John has been working with Carla’s first-grade classes for the last six years. For three years before that he volunteered mostly with fifth-graders, starting with his sons’ class. His sons, by the way, are now students at FLCC; one is in the culinary arts program, the other studies environmental conservation.

“My kids have long since left this school, but I still come back several times a year to work with her students,” John said. “Most visits involve a hike up to a local park that has a stream running through it.  I use the different ecosystems and talk about some of the common themes in her class, such as noting changes from season to season and understanding how plants and animals are adapted to these changes.”

John favors hands-on activities to promote students’ curiosity and passion for the natural world. But until the in-person instruction and elementary school visits return, he will continue sharing his lessons, virtually.

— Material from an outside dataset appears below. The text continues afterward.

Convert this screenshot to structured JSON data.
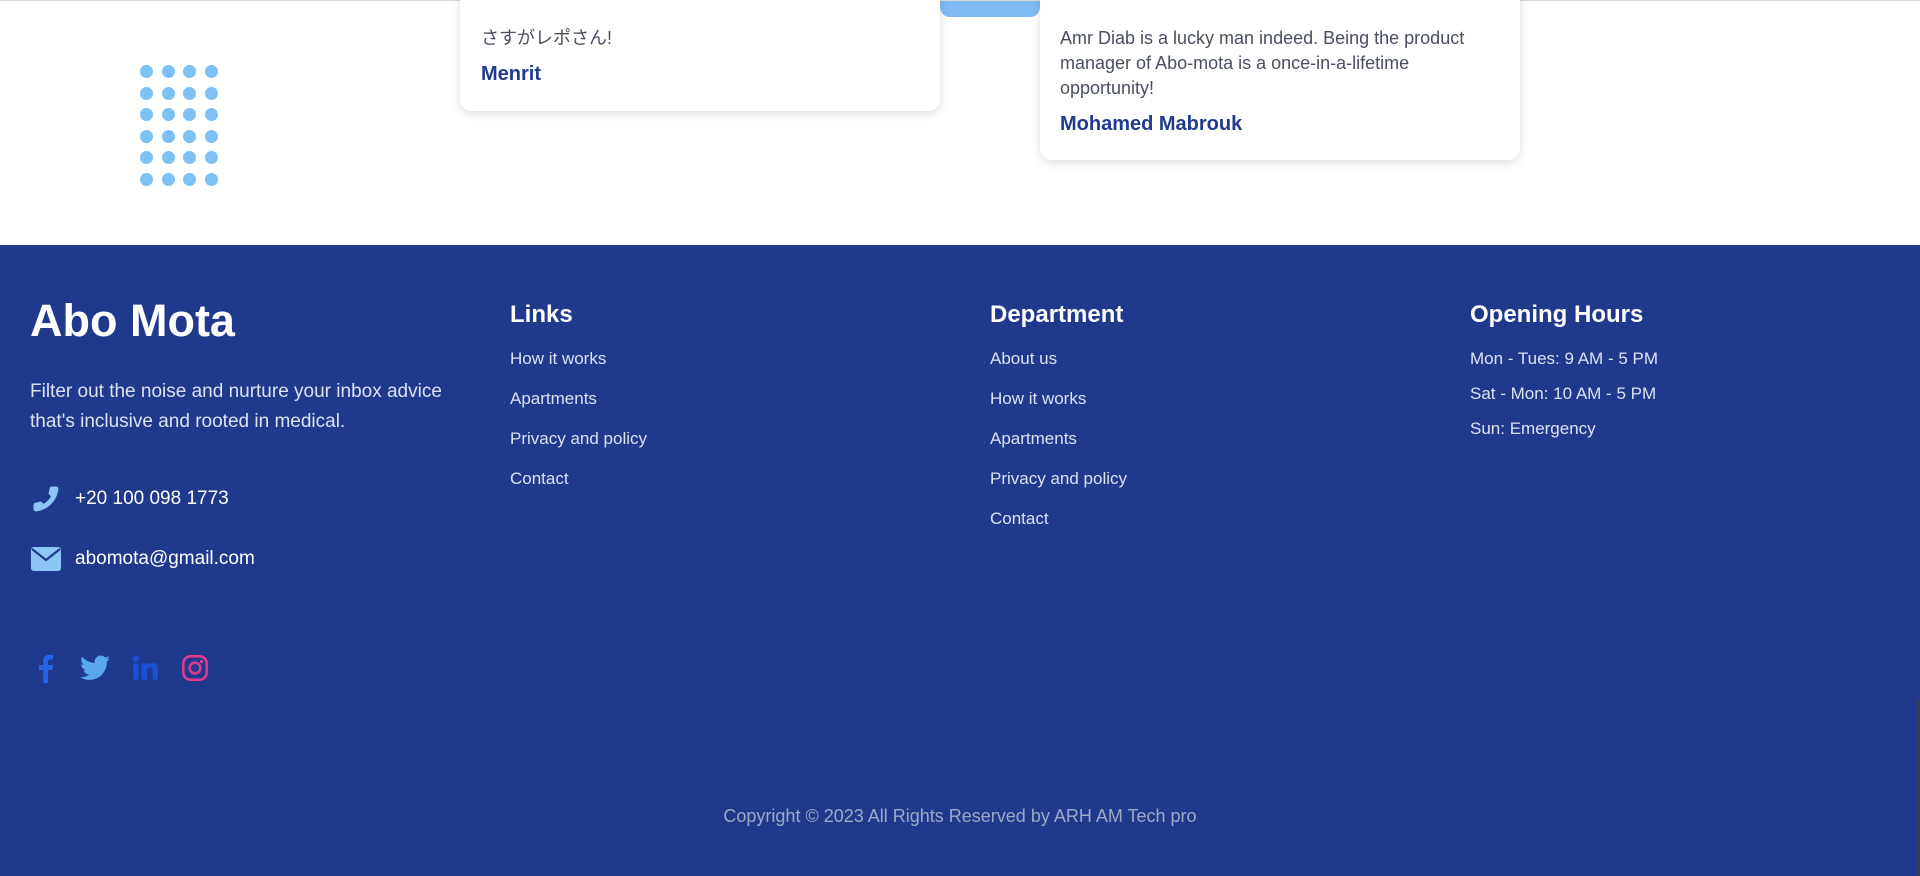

In another video, he crouches in a wooded area, the cell phone video camera perched against some unseen object.  Positioned behind a wildflower that has just started to emerge, he looks into the lens and explains that the plant is called a trout lily, probably because it appears around the same time each spring as trout make their annual migration and because the spots on the leaves resemble those of the fish.

“This is the perfect time for this plant to show up and flower because in a couple weeks when all the leaves are in the trees, it’s not going to get the sunlight it needs,” he explained.

Carla expects her students, at least some of them, to go searching for wildflowers. Maybe she’ll even get a photo or two.

“John truly is a leader in the science world, and we are very lucky to have him as a volunteer in our classroom,” said Carla.